I've seen some construction(see the pic) where track is split into two and placing small ceramic SMD capacitor will switch to either antenna.
Is it a good way to do it?
What capacitor should I use?
Is that capacitor going to descrease the range?
I'm a complete noob when it's about RF and I don't even know what keywords to use to google my answers regarding this so that's why I ask you.
The frequency is 433MHz
Thanks!
No RF guys over there? :/
There are u.FL connectors that make a connection without and antenna connected, or break the connection and "route" the signal to the antenna when one is inserted, usually used for test points in modems/routers.

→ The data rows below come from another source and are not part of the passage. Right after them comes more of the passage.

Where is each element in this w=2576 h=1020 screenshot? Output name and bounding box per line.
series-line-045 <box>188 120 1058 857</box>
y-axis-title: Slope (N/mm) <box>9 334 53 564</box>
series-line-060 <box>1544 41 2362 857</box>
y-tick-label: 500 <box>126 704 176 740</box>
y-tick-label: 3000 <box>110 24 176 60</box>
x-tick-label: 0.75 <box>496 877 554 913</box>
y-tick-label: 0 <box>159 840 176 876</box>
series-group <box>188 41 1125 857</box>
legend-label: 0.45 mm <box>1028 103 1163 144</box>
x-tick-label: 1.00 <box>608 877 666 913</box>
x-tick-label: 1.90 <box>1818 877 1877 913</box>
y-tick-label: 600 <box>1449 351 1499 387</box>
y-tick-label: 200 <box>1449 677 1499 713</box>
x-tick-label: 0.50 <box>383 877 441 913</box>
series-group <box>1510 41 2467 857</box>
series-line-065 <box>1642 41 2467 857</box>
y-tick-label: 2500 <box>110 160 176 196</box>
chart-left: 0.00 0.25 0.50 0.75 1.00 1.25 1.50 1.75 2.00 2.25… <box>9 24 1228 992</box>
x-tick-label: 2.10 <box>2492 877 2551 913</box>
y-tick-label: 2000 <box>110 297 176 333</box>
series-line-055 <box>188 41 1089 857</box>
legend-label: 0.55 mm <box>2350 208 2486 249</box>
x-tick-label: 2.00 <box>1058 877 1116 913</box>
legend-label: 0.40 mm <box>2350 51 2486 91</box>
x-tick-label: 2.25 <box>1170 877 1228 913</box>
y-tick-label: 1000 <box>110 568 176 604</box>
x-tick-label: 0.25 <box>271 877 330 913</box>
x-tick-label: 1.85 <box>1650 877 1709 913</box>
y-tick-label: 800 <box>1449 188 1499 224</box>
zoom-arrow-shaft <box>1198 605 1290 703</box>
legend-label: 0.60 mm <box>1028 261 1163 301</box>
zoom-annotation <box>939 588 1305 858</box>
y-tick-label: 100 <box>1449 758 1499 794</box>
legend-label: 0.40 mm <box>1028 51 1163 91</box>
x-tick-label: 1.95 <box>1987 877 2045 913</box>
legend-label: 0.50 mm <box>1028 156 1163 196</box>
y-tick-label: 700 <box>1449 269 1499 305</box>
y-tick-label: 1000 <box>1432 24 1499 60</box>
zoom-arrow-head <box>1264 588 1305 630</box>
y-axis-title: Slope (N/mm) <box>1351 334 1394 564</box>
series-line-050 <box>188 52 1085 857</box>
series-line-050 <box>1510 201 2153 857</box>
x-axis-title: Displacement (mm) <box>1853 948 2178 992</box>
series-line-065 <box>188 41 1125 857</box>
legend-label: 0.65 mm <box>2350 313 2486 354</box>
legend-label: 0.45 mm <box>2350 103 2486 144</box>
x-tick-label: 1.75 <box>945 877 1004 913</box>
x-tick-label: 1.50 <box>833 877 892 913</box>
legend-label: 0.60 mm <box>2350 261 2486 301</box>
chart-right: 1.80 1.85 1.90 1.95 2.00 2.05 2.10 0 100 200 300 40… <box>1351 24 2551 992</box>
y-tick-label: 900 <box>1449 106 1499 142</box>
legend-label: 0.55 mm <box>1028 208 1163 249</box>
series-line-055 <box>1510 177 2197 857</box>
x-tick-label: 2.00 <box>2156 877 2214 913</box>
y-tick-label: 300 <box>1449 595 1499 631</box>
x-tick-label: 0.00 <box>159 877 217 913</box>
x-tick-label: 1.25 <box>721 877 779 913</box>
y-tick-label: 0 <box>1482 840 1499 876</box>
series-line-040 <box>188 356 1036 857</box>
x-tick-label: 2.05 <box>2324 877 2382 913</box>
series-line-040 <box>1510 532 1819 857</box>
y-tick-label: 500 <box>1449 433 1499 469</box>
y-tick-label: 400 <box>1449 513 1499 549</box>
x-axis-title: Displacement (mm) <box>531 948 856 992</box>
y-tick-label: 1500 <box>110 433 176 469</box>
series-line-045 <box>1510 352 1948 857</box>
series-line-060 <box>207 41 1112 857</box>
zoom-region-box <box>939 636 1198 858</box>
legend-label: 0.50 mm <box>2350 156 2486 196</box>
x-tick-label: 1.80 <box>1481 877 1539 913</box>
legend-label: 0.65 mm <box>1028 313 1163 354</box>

I'm no RF guy but I think the capacitor is not very critical and mostly forms a high pass filter.
I've also seen 0 Ohm jumpers to switch between the PCB antenna and the coax connector.
The layout / trace length of the RF side is pretty critical though. Adding a "normal" switch is a no-no.
Alternatively you can opt to put a connector between the RFM69 module and your uC board.
The RFM69 modules are prety cheap and you can easily swap the whole module if you want to use another antenna.
This way the RFM69 & antenna can be a single unit without having to mess with the RF side of things.